American society has moved from a melting pot of “sameness” into a salad bowl of diversity, where people are proud to be different and show it. Supporting interfaith families who choose to raise Jewish children is only part of the conversation.
Paul Golin, Associate Executive Director of the Jewish Outreach Institute, believes that the word “assimilation” doesn’t really describe what happened to most American Jews, and that intermarriage is not synonymous with assimilation-out-of-existence for the Jewish community. In a recent article in “Chai Lights” (PDF) the newsletter of the Pacific Community of Cultural Jews, he discusses his views on assimilation and intermarriage:
“A growing percentage of the organized Jewish community now recognizes intermarriage as an opportunity for growth,” Golin says, “and not the exit that was once presumed.” Many intermarried couples raise their children Jewish.
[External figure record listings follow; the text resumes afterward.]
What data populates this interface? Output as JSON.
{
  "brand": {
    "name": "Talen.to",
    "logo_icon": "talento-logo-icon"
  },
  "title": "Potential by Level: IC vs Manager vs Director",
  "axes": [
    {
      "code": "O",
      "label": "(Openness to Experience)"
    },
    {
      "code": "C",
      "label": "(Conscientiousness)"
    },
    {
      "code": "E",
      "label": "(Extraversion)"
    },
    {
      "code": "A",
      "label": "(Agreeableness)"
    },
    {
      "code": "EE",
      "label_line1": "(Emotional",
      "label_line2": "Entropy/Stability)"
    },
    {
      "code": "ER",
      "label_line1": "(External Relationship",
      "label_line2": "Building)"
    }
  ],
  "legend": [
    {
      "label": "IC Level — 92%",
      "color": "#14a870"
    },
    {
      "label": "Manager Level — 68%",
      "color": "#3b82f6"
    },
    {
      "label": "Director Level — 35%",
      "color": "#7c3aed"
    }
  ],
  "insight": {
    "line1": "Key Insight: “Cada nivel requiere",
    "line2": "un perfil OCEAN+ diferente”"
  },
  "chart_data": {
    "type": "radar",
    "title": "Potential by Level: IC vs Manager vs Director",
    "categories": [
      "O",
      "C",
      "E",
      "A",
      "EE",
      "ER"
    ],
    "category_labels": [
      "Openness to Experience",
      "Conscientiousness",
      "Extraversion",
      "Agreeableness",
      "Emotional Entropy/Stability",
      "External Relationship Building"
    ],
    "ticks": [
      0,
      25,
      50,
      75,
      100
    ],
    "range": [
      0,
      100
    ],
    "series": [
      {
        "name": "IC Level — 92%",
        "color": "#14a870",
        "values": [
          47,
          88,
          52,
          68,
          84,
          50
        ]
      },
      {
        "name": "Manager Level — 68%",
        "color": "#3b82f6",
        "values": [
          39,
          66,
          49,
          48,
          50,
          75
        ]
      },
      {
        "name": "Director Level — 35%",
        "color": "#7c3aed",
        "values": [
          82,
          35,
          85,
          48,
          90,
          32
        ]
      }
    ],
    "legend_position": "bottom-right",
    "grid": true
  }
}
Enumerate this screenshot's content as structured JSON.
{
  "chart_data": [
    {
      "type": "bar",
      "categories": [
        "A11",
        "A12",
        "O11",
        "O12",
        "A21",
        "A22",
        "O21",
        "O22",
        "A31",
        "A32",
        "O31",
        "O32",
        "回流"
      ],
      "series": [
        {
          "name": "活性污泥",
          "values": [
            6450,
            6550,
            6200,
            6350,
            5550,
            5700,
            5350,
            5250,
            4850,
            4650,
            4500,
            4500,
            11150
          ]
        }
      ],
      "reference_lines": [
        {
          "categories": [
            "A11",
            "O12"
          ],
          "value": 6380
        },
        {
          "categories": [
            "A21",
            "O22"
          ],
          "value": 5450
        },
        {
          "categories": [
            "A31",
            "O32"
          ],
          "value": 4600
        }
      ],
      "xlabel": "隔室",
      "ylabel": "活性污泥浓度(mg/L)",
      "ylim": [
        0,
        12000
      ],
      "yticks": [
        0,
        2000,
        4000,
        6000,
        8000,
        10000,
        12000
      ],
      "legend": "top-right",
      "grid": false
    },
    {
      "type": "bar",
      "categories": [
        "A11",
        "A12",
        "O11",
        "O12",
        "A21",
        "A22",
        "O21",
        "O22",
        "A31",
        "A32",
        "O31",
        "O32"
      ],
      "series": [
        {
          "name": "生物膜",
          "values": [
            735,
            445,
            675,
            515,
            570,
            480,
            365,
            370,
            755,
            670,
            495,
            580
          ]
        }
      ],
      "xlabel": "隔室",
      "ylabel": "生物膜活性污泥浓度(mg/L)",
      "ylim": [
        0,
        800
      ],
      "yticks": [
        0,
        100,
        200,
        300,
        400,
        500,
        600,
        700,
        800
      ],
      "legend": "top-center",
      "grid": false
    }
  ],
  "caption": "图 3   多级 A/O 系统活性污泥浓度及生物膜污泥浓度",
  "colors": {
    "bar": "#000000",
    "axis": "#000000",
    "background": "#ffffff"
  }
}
Golin says, “When our organization, the Jewish Outreach Institute, began in 1987, we had to spend over a decade advocating that intermarriage does not automatically mean the end of Judaism in that household, and that the community needs to welcome interfaith families.” Our movement is helping to stem the tide of assimilation by welcoming intermarried couples, thus providing a comfortable Jewish experience for the children. “I would actually suggest that liberal and secular Jews stop seeking motivation from demographic fears,” Golin says, “and instead focus on Jewish meaning and values as the most important step for continuing to grow our community.”
The major question nowadays, as Golin states, “is about strength-of-connection to Judaism.” People who walk away from Judaism do so not because of the pull of assimilation, but because Judaism is no longer speaking to them. So, we have to ask ourselves how to re-create connections to Judaism for less-engaged and intermarried families, and how to encourage them to celebrate their diversity not only as Jewish families or families raising Jewish children, but within the Jewish community from each other, to show how we all contribute to a thriving American Jewish community.